The good news is that it is more than Hard Zelda. The action is much more varied and nuanced than classic Zelda. It requires taking a hit-and-run approach more often than not, and the game loves ambushes and overwhelming numbers. It's a game where I had to be prepared for almost anything because it'd suddenly trap me behind a wall and drop a dozen enemies in the room.
A sorrowful tone permeates the game. The drifter regularly goes into (scripted) coughing fits between fights, leaving behind pools of blood. The landscapes are littered with skeletons and remains and the color palette is muted. It's style is more Saturday morning cartoon than Warhammer 40K, but still evokes grim imagery. Combined with an amazing Disasterpeace soundtrack, it sets a perfect mood to explore the world, kill monsters, and die slowly.
Where it doesn't really work is in the story and characters. The only written dialog is in a cypher scrawled on monoliths hidden throughout the world. The rest is conveyed through images; when you talk to anyone that has something to say, you hear sounds but see pictures of what they're describing. It's not always clear what the message is. There's a short cutscene at the start, and a short one at the ending. Between those, if you find enough puzzle pieces in each of the four regions of the world, you'll get another short cutscene. They're not particularly revealing. As far as characters go, there's one other character with any sort of agency. You'll find them amid a pile of enemy bodies, and they'll mark where the boss is on your map. Hyper Light Drifter is a lonely game by design, but it suffers from having so many NPCs around that do basically nothing. There's more in this world, and they're not saying anything about it.

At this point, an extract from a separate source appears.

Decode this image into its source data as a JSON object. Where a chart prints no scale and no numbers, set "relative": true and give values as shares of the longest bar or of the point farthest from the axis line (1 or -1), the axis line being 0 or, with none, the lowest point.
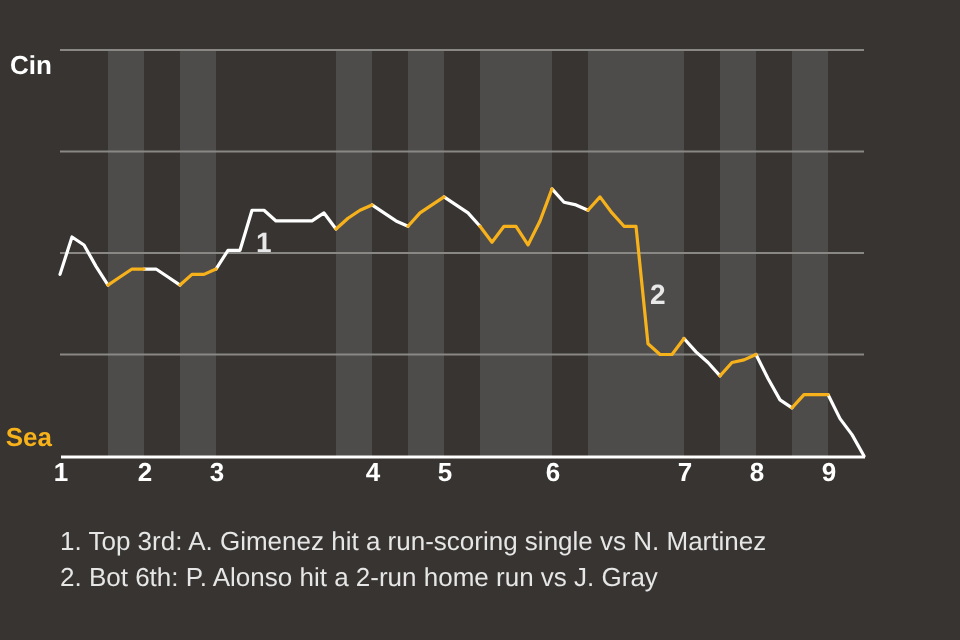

This is a bummer because it feels like all of this sorrow should have something to say and it just doesn't. It's a beautiful, dark game with some fantastic gameplay, but there's not much to the mystery. It's only skin deep. But the challenge will get you through it, if you're hooked by the combat loop, and it's well worth playing for that reason. I don't want to play a game that frustrates me, and Hyper Light Drifter nails difficult without getting too close to unfair.